PythonREPLTool is a tool for running python code in REPL (look like a jupiter notebook).

A base model

It is possible to bind a BaseModel class as below, where a LLM is used to create prompt, so the prompt instruction entity is a json used as tool. (Tool definition are structured system prompt for the LLMs as they just understand text)

class PromptInstructions(BaseModel):
    """Instructions on how to prompt the LLM."""
    objective: str
    variables: List[str]
    constraints: List[str]
    requirements: List[str]

llm_with_tool = llm.bind_tools([PromptInstructions])

See the LangGraph sample: prompt_builder_graph.py.

Our own tools

Define custom tool using the @tool annotation on a function to expose it as a tool. It uses the function name as the tool name and the function’s docstring as the tool’s description.

A second approach is to subclass the langchain.pydantic_v1.BaseModel class.

Finally the last possible approach is to use StructuredTool dataclass.

When doing agent we need to manage exception and implement handle_tool_error.

To map the tools to OpenAI function call there is a module called: from langchain_core.utils.function_calling import convert_to_openai_function.
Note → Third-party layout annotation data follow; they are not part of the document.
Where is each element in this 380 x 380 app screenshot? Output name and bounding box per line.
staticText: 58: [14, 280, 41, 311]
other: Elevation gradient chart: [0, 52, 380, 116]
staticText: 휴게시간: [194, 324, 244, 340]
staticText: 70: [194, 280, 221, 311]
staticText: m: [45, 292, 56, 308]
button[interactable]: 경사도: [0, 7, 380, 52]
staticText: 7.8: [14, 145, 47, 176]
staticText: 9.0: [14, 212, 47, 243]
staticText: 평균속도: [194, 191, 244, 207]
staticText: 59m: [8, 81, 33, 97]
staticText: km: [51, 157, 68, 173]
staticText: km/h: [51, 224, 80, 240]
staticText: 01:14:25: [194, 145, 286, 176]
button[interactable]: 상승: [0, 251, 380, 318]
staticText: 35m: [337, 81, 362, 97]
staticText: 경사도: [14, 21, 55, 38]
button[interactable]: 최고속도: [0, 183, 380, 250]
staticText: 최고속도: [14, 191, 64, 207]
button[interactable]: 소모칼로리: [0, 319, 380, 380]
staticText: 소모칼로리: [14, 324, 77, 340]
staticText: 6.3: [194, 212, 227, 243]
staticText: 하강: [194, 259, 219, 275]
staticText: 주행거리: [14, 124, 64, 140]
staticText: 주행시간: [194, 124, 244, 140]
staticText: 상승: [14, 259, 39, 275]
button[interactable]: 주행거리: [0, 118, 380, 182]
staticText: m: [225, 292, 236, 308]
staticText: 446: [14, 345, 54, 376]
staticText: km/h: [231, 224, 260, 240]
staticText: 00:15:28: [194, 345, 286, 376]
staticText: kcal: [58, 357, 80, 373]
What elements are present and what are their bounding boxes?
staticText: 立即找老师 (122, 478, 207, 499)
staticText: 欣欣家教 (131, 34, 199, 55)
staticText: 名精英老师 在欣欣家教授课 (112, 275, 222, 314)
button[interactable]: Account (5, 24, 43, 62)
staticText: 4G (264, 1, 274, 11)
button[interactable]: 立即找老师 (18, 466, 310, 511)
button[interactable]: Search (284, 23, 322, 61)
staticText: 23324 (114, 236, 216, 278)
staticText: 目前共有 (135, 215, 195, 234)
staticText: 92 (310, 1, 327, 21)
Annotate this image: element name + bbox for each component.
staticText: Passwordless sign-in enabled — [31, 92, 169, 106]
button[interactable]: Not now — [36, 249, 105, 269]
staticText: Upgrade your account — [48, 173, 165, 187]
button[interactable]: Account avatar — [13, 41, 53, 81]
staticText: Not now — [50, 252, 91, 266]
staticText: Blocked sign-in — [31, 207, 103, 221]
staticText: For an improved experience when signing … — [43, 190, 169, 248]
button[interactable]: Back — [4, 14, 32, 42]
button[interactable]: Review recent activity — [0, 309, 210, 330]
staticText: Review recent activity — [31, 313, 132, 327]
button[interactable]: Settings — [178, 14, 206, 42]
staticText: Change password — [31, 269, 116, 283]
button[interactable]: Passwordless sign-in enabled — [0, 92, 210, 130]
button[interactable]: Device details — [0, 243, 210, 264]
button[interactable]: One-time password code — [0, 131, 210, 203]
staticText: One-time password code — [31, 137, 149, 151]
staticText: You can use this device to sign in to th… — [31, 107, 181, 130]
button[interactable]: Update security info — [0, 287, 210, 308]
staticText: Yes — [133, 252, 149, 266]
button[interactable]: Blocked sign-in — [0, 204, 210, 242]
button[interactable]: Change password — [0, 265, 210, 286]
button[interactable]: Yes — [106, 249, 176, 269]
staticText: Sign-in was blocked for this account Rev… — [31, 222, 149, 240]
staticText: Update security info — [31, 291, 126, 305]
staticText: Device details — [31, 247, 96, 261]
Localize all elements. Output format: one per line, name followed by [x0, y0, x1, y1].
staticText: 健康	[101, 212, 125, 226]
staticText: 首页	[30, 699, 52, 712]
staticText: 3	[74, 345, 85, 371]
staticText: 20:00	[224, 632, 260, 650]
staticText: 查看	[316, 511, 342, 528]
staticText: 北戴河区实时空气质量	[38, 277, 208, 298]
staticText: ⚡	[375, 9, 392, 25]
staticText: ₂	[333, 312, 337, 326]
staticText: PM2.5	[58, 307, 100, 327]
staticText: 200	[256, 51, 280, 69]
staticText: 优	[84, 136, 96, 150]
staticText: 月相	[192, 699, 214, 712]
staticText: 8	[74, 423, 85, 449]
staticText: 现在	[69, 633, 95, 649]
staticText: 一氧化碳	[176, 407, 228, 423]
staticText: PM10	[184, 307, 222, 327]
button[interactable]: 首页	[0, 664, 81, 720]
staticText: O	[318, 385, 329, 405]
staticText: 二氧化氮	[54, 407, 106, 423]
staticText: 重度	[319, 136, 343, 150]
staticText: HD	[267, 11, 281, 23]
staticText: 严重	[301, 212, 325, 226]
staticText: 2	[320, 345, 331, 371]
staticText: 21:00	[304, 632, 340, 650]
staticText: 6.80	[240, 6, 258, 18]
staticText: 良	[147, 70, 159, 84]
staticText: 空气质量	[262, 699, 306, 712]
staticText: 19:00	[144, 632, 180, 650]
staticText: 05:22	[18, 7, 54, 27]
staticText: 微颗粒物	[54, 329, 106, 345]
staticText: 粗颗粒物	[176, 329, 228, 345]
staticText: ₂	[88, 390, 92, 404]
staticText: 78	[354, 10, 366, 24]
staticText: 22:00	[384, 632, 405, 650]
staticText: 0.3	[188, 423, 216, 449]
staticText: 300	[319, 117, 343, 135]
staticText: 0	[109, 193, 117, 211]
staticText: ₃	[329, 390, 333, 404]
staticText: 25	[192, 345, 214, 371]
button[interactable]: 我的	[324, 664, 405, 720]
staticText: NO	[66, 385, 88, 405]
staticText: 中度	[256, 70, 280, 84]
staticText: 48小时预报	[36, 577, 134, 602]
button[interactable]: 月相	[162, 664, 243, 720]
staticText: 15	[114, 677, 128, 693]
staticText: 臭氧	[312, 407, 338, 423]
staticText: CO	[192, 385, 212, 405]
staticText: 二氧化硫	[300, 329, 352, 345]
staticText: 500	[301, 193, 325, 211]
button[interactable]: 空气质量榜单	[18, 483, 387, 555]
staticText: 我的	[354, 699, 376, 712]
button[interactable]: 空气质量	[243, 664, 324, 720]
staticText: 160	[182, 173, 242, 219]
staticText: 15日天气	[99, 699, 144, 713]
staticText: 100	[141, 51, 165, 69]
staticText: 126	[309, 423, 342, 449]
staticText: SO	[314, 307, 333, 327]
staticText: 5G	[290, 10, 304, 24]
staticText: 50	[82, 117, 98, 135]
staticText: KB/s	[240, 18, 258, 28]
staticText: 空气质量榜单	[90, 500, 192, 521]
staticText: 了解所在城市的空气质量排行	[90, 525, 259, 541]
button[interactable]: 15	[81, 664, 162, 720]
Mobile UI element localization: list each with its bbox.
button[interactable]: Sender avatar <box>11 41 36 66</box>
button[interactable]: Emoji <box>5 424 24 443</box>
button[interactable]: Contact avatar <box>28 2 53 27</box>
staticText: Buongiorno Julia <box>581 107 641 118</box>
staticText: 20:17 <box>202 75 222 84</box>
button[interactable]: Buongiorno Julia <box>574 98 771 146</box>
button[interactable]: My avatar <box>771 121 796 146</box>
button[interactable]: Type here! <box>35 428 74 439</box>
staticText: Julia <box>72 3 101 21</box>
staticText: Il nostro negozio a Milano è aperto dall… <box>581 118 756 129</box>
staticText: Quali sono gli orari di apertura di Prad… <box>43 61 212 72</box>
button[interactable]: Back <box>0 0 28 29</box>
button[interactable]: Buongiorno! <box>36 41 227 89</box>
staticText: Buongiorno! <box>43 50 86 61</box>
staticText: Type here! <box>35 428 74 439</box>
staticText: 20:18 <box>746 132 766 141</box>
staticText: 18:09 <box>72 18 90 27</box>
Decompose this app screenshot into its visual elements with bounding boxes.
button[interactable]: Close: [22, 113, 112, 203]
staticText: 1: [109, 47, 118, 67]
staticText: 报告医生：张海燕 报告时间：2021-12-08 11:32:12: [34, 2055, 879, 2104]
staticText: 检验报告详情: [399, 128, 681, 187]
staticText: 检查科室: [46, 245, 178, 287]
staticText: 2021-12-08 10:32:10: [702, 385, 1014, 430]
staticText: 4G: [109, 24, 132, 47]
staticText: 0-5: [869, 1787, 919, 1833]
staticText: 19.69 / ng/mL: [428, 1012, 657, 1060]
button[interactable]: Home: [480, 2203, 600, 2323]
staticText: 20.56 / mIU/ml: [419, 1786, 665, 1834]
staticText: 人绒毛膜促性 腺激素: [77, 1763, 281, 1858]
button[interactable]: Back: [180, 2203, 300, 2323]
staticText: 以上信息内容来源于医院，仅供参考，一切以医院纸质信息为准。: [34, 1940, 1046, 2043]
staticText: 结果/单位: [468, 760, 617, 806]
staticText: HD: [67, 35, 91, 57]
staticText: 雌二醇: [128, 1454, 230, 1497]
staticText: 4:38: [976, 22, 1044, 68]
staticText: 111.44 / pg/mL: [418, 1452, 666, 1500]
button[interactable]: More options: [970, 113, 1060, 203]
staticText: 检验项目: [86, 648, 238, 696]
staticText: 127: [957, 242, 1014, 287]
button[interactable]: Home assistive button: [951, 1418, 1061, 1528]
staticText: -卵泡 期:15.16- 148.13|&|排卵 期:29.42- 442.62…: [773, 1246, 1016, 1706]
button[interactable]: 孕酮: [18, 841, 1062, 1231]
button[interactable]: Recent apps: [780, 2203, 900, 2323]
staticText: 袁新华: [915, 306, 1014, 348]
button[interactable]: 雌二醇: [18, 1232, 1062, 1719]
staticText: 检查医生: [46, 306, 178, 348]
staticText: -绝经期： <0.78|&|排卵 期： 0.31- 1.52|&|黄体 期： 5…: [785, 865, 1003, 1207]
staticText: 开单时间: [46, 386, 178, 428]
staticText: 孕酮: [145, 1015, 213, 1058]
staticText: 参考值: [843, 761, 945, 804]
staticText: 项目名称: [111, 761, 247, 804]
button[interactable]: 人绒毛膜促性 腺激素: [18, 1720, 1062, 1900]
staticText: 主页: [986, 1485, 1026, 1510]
It may be interesting to use embeddings to do tool selection before calling LLM. See this code agent_wt_tool_retrieval.py The approach is to dynamically select the N tools we want at run time, without having to pass all the tool definitions within the context window. It uses a vector store to create embeddings for each tool description.

How Tos

How to trace the agent execution?

import langchain
langchain.debug = True
Or use LangSmith

Defining an agent with tool calling, and the concept of scratchpad

Define an agent with 1/ a user input, 2/ a component for formatting intermediate steps (agent action, tool output pairs) (format_to_openai_tool_messages: convert (AgentAction, tool output) tuples into FunctionMessages), and 3/ a component for converting the output message into an agent action/agent finish:

# x is the response from LLM 
agent = (
        {
            "input": lambda x: x["input"],
            "agent_scratchpad": lambda x: format_to_openai_tool_messages(
                x["intermediate_steps"]
            ),
             "chat_history": lambda x: x["chat_history"],
        }
        | prompt
        | llm_with_tools
        | OpenAIToolsAgentOutputParser()
    )

OpenAIToolsAgentOutputParser used with OpenAI models, as it relies on the specific tool_calls parameter from OpenAI to convey what tools to use.

How to support streaming the LLM's output?

LangChain streaming is needed to make the app more responsive for end-users. All Runnable objects implement a sync method called stream and an async variant called astream. They cut output into chunks and yield them. Recall yield is a generator of data and acts as return. The main demo code is web_server_wt_streaming with the client_stream.py

Example of Intended Model

to be done

Example of Supports Multi-Input Tools

to be done

Use a vector store to keep the list of agent and description

As we cannot put the description of all the tools in the prompt (because of context length issues) so instead we dynamically select the N tools we do want to consider using, at run time. See the code in agent_wt_tool_retrieval.py.

LangChain Expression Language (LCEL)

LCEL supports streaming the LLM results, use async communication, run in parallel, retries and fallbacks, access intermediate results.